I went to mine last night. I can't decide if they'd be completely picked over already or just hadn't put everything out. Quite literally when I got to the aisle, the ONE ghoul portrait they had was swinging like a whole horde of people just took off with half the merchandise... It's always like that at my Target. 
Honestly, I didn't see too much of what there was that got me excited, though I did buy the Ghost Office mail box with the skeleton hand-- really the only animated ANYTHING that they had out. I'm going out to the good one at the battlefield today. Hopefully, it'll be worth the drive...

Anyone notice at theirs if the $1 section had any Halloween goodies yet? All ours had were bent binders for school. (=ghetto Target).


----------



## eanderso13 (Apr 10, 2008)

Our Target had packs of 15 glow bracelets in the $1 section...we bought 20 packages!! I think $20 for 300 glow bracelets is a pretty good deal, and we can give them out with candy.

I also got a few of the mini strobes in the same section for $2.50 each. I was skeptical, as I bought a few of these last year and they really kinda sucked, but I opened the box and noticed they seemed to have 4 super bright LED's so I figured I'd try them.
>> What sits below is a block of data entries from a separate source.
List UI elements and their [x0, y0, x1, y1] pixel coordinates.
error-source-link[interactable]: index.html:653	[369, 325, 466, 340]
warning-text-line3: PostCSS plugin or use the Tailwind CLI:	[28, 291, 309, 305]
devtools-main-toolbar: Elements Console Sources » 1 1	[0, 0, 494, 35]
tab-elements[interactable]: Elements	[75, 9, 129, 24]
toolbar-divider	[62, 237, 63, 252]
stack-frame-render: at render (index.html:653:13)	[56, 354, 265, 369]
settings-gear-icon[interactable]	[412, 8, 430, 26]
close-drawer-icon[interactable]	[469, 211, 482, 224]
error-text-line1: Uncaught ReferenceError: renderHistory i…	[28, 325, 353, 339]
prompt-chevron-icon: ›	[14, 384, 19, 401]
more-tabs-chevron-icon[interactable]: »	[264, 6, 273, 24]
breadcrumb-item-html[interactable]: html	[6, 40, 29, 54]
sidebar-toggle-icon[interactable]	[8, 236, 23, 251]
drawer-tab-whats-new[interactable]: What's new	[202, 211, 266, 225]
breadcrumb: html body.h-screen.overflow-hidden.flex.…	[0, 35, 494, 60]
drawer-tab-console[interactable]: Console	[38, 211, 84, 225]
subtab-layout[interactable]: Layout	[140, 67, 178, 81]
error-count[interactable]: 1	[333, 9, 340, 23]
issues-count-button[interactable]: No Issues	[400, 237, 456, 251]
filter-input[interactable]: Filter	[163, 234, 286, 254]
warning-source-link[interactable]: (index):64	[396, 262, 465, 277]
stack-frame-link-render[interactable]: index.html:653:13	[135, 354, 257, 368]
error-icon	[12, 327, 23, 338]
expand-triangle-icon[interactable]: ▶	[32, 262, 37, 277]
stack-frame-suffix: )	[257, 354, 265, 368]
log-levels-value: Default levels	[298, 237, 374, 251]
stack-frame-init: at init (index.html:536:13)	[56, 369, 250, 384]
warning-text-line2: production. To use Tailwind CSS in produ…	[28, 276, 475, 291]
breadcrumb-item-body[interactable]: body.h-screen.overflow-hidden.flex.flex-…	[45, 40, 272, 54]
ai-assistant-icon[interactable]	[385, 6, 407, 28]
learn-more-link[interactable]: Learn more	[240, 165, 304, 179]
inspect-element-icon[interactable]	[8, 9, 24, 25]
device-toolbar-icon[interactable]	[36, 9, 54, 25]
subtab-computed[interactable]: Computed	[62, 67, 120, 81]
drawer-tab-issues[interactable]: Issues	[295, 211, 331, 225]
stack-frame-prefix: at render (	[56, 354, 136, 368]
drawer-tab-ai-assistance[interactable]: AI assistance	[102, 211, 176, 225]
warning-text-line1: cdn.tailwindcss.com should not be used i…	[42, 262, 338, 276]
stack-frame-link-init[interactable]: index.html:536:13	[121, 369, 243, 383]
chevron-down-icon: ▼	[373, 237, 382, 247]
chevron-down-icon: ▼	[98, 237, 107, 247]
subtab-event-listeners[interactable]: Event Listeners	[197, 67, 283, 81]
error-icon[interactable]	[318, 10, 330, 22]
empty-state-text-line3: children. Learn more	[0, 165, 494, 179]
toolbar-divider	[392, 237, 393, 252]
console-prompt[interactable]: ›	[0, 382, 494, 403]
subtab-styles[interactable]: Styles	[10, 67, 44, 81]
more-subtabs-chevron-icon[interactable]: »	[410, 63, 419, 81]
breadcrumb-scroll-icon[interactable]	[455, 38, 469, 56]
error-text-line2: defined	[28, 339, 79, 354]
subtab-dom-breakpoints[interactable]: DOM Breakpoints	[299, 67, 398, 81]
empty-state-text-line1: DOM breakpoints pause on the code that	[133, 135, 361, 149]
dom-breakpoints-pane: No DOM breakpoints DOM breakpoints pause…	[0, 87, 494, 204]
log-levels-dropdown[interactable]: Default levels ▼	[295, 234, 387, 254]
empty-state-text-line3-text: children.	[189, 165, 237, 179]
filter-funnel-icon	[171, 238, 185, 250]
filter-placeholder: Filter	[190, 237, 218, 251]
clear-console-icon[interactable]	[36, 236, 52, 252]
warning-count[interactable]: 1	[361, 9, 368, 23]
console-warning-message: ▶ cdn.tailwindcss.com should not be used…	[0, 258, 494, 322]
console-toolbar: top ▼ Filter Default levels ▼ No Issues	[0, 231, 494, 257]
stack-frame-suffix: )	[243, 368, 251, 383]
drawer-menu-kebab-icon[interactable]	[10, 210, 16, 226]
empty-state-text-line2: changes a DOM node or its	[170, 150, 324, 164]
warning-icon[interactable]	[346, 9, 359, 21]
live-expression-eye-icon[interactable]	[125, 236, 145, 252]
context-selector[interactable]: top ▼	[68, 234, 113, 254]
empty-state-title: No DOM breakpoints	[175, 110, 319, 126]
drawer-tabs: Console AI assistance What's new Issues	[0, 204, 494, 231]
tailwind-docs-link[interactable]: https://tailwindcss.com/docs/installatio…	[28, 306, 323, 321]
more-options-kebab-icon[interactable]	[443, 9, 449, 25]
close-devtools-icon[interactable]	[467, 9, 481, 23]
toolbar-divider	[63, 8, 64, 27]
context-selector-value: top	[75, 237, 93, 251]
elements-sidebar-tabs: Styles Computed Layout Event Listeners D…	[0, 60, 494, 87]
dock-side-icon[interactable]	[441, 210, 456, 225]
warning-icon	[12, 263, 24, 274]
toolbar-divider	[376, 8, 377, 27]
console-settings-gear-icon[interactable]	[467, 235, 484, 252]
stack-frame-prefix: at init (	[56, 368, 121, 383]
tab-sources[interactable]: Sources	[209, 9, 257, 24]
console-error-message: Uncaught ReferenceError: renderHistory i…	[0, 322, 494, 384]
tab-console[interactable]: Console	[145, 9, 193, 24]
They are WAY better than the ones I got last year! They actually look like a real strobe and not just a light flicked on and off fast. Only downside...you can't adjust the strobe rate. It's set pretty good, though. If I found more of this type I'd pick them up!


----------



## Daddy's Little Corpse (Sep 7, 2006)

The one I went to today was much better stocked (as always), though their $1 was pretty bare. I guess I'll be going back and checking in a week or two for the strobes. I got one last year and it wasn't too bad. The glow bracelets sound like a steal. I've been toying with those as a way to light a safe "walkway" through my yard besides luminaries.

Anyway, today's loot included a caldron mug and Halloween glow-in-the-dark pillow cases. Anybody seen these? They had at least 7 different prints. Very nice IMO. I need to go back for another spider web one and make a bed for my dog... his name is Spyder.


----------



## eanderso13 (Apr 10, 2008)

*Path*



Daddy's Little Corpse said:


> I've been toying with those as a way to light a safe "walkway" through my yard besides luminaries.


Another idea, and this is what I'm planning on, is using rope lights staked to the ground. You can join them end-to-end and also put them on a dimmer to get the right amount of glow. Target had some on sale but they weren't the color I wanted and were cheaper for longer at Home Depot. They run about $10 for 18 feet...Maybe Target will have some when more Christmas stuff gets put out...:googly:


----------



## Daddy's Little Corpse (Sep 7, 2006)

It's funny you should say that. The "better" Target that I went to yesterday had at least two aisle half-stocked with Christmas crap.
Thus is the way of the consumer world...

I did the math on the bracelets (Michael's has them for $1 too!) One package of 8" bracelets makes for 10 feet-- I think. Math and I have never been friends. I'd need maybe 4-6 packages. Still playing with the idea. Rope lights would probably be more noticeable, but then there's that whole extension chord thing...


----------